Although no battle per se happened at this place, Guinea Station is an important location in the history of the Army of Northern Virginia. As a railroad station it served as a Confederate supply depot. Late in 1862 Confederate troops camped there. There was one incident here though was was of great importance to history. During the Battle of Chancellorsville, General Stonewall Jackson was wounded by friendly fire the evening of May 2nd, resulting in amputation of his left arm. General Lee ordered him transferred by ambulance the twenty-seven miles to Fairfield Plantation at Guinea Station, a journey that took twelve hours. After initially improving General Jackson succumbed to pneumonia and died with his wife at his side on May 10, 1873 shortly after seeing his six month old daughter Julia for only the second time.

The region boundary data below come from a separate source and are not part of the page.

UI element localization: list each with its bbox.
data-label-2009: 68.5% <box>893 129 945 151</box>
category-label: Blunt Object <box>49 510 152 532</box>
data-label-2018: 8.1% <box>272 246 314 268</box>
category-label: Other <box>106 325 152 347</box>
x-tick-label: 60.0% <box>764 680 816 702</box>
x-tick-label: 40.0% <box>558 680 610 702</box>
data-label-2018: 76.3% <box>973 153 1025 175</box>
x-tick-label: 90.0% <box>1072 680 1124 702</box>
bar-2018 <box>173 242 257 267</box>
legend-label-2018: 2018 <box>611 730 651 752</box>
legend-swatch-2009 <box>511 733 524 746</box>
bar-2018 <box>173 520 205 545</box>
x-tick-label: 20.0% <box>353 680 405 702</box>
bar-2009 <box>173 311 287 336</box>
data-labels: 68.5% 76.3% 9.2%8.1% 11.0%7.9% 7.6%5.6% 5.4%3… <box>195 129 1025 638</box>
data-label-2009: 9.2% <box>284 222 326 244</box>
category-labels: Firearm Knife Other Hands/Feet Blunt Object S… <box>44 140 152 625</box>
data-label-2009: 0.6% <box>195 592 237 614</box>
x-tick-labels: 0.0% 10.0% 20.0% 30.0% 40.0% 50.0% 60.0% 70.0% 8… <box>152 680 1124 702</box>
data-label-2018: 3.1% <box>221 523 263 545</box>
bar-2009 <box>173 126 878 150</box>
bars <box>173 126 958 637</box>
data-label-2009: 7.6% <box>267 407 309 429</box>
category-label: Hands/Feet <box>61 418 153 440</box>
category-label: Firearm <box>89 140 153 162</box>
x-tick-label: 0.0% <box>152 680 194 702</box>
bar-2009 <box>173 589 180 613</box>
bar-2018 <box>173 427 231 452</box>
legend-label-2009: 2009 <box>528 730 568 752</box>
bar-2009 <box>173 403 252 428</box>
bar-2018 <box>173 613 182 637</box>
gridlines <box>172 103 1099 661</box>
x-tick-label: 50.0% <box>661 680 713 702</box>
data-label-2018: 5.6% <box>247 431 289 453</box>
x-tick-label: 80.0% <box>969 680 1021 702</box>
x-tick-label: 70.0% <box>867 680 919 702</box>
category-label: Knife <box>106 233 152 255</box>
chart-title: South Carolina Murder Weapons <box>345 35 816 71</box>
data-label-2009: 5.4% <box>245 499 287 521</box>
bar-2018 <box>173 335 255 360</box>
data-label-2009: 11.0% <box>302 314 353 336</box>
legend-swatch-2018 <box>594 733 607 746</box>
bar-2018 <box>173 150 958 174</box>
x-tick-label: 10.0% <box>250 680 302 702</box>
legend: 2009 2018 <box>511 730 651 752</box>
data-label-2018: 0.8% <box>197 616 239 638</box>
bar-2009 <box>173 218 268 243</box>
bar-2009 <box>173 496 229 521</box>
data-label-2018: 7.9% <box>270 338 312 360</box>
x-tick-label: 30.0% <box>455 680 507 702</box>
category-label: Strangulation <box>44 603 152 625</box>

The Confederacy was dealt a “staggering blow” and General Lee, in his own words, lost his “right arm.” The building in which Jackson died has been preserved as a shrine through the years. Now the only building from the 1860s remaining on the property once owned by Thomas Coleman Chandler is the one in which the Jackson died. Administered NPS, it is furnished with the same bed and blanket that Jackson used. We visited and had the opportunity to ponder on some of the great personal tragedies that lie beneath the military maneuvering and the politics of war.
Imperial War Museum
London’s Imperial War Museum in Southwark founded even as the First World War raged offers insights into the myriad costs of the wars of the 20th and 21st Centuries. It was a most disquieting but valuable reminder of the myriad costs of war.